Rmd ae02335 Chuin Ying Ung 2022-02-22 update notes for read3_icd10
Rmd dfbc621 Chuin Ying Ung 2022-02-22 add mapping notes

library(tidyverse)
library(reactable)
library(readxl)
library(crosstalk)
library(targets)
library(codemapper)
library(flextable)

all_lkps_maps <- tar_read(all_lkps_maps_raw) %>% 
  purrr::map(codemapper:::rm_footer_rows_all_lkps_maps_df) %>%
  purrr::map(~ tibble::rowid_to_column(.data = .x,
                                       var = ".rowid"))

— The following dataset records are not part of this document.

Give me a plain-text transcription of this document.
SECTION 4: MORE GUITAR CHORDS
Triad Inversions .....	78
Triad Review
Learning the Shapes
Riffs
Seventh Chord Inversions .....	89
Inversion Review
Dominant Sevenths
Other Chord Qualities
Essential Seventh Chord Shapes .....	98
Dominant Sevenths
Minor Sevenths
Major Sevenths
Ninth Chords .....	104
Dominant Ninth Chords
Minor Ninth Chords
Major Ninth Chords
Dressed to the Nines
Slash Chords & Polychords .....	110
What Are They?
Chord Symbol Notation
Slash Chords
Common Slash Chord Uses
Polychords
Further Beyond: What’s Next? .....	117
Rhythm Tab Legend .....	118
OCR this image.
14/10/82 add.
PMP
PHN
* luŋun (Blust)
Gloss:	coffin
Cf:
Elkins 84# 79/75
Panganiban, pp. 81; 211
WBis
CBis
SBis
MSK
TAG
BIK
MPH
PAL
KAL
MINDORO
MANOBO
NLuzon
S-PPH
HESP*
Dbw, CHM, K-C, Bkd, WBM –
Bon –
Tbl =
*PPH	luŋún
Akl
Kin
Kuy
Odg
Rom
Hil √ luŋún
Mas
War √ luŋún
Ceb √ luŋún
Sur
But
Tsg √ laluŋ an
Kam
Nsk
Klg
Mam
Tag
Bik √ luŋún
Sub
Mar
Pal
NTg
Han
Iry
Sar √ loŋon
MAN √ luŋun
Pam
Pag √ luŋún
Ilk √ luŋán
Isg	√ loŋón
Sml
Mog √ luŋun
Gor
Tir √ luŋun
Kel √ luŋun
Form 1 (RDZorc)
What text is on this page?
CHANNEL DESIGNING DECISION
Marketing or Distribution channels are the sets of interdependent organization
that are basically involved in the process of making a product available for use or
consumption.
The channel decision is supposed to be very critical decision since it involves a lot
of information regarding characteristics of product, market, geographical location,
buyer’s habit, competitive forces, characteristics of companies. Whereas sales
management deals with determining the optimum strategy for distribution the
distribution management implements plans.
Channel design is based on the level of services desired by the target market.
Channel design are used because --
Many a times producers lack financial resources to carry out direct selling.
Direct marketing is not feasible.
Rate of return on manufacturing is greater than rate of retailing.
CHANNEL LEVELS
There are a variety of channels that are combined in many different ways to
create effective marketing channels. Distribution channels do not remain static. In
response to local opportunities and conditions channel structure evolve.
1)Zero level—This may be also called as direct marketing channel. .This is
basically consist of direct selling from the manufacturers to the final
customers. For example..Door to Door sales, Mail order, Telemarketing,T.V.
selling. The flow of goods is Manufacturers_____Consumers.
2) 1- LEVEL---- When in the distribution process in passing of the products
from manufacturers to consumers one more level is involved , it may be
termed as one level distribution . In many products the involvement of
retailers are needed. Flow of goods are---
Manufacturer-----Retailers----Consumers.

read_ctv3_icd10 <- all_lkps_maps$read_ctv3_icd10
icd10_lkp <- all_lkps_maps$icd10_lkp
# utility functions
append_read_icd10_descriptions <- function(df,
                                            read_type = "read3") {
  match.arg(read_type,
            c("read2", "read3"))
  
  # get read and icd10 descriptions
  read_df <- df$read_code %>%
    lookup_codes(code_type = read_type, 
                 unrecognised_codes = "warning") %>%
    select(read_code = code,
           description_read3 = description)
  
  icd10_df <- df$icd10_code %>%
    lookup_codes(code_type = "icd10",
                 unrecognised_codes = "warning") %>%
    select(icd10_code = code,
           description_icd10 = description)
  
  # append descriptions
  list(df,
       read_df,
       icd10_df) %>%
    reduce(full_join) %>%
    select(contains("read"),
           contains("icd10"),
           everything())
}

Key points

Unrecognised ICD10 codes

[1] TRUE

All Read 3 codes in the read_ctv3_icd10 mapping table are present in the read_ctv3_lkp lookup table.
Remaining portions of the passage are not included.